The Johns Hopkins Gazette: July 9, 2001
July 9, 2001
VOL. 30, NO. 39

  

Health Divisions Establish Outcomes Verification Program

Johns Hopkins Gazette Online Edition

American Healthways and Johns Hopkins recently announced an alliance to establish the Johns Hopkins Outcomes Verification Program. Nashville-based American Healthways, the nation's largest provider of specialized, comprehensive care and disease management services, has made a five-year, $6 million-plus commitment to fund the program. Faculty from the School of Medicine, the School of Nursing and the Bloomberg School of Public Health will independently evaluate and verify the effectiveness of a wide range of health care models based on outcomes interventions and their clinical and financial results.

"For at least the past 10 years, America's health care system and those who measure its performance or pay for its services have been focused on controlling and counting units of service," said Thomas Cigarran, American Healthways chairman and CEO. "We believe that a much more valid measure of the effectiveness of health care services can be found in determining both the clinical and financial outcomes of care."

Edward D. Miller, CEO of Johns Hopkins Medicine and dean of the faculty of the School of Medicine, said, "There is more evidence than ever that focusing on outcomes of care, rather than on units of service or utilization, leads to better care for patients and, as a result, improves their health and often, we expect, reduces the cost of care as well.
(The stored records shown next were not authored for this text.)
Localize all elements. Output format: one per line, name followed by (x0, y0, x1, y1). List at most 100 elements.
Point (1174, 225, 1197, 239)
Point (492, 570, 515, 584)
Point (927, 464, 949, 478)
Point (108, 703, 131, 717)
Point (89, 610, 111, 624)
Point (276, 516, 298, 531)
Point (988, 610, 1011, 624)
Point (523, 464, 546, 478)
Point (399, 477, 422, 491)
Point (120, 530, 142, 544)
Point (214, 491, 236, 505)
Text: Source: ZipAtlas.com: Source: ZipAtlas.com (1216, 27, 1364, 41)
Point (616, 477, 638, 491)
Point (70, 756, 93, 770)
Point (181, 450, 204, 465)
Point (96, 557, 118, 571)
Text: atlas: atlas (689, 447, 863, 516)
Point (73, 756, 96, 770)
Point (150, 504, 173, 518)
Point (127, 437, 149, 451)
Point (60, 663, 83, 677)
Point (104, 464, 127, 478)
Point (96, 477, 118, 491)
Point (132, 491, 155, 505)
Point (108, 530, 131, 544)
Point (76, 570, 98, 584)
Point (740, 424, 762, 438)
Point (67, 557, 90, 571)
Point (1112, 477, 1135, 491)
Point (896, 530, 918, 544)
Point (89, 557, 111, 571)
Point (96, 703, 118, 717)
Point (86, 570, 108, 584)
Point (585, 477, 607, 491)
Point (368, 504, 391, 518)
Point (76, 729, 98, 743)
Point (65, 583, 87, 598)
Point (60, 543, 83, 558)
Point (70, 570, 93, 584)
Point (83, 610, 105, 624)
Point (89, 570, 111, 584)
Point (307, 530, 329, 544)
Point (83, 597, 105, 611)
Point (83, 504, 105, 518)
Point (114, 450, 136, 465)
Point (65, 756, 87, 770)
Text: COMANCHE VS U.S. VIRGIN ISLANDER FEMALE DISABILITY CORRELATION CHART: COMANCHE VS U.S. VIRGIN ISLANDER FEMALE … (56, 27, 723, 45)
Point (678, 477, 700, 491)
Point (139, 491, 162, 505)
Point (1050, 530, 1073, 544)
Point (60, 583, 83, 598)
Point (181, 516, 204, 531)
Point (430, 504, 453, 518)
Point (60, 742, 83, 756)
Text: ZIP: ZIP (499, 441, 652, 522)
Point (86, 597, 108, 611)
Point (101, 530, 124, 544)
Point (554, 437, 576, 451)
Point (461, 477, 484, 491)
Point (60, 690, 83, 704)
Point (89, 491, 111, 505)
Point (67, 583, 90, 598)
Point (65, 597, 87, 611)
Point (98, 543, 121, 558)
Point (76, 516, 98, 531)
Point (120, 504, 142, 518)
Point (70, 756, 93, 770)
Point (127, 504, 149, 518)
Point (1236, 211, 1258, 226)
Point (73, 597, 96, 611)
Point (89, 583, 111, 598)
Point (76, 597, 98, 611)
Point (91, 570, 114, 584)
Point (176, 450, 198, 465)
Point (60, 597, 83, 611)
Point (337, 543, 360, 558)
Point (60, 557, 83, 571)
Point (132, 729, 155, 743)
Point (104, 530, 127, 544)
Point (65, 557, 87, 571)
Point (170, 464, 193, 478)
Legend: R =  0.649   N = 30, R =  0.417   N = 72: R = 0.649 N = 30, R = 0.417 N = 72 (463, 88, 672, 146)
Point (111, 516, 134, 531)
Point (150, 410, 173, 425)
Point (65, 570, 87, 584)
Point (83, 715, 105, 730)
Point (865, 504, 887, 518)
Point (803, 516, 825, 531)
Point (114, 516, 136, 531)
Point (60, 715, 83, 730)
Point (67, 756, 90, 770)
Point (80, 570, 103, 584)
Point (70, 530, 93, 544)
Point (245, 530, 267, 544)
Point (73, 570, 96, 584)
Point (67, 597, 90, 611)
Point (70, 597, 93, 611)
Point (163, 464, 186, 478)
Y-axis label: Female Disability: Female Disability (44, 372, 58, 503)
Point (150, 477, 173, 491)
"Johns Hopkins has a long history of conducting outcomes research in a wide range of clinical areas, both for our own institution as well as for third parties," Miller continued. "So all three of the university's health division schools are very pleased to be part of this alliance with American Healthways and to have the opportunity it offers to independently evaluate approaches that might prove effective in closing the gaps in our current delivery system."

According to Cigarran, "There are many promising and creative outcomes- based approaches being pursued by health care organizations, but there is a dire need for an impartial, independent and credible third party to evaluate and certify both the clinical and financial outcomes of these various approaches.

"No other entity we can think of," he continued, "meets that industry need as well as Johns Hopkins, which is why we are proud to be the charter corporate sponsor for this program and eager to be the first program scientifically evaluated."

Central to American Healthways' outcomes-focused approach, called Care Enhancement, is its use in four call centers of skilled, extensively trained and highly empathetic registered nurses, dietitians and other health care professionals, who establish person-to-person relationships with the patients and physicians and other health care providers enrolled in employee health care plans managed by the company.

Call-center nurses work on behalf of the health care provider to make sure patients understand and follow their prescribed treatment program. They also provide a variety of services to assist in that effort, such as coordinating multiple health care appointments, explaining conditions, tests and procedures, and providing health monitoring devices.

Frederick L. Brancati, associate professor of medicine and epidemiology at Johns Hopkins, and a member of the outcomes verification leadership group, said, "[The company's] Care Enhancement strategy appears to be an innovative approach to improving health care outcomes and lowering the costs of care. We are looking forward to this first evaluation of American Healthways' program and outcomes data."

To generate additional funding for the program, Hopkins and American Healthways are encouraging other industry organizations to utilize it for outcomes evaluation.

"We are confident that the Johns Hopkins seal of approval on proven program outcomes will come to be recognized by this country's health plans as the benchmark of program performance," Healthways' Cigarran said.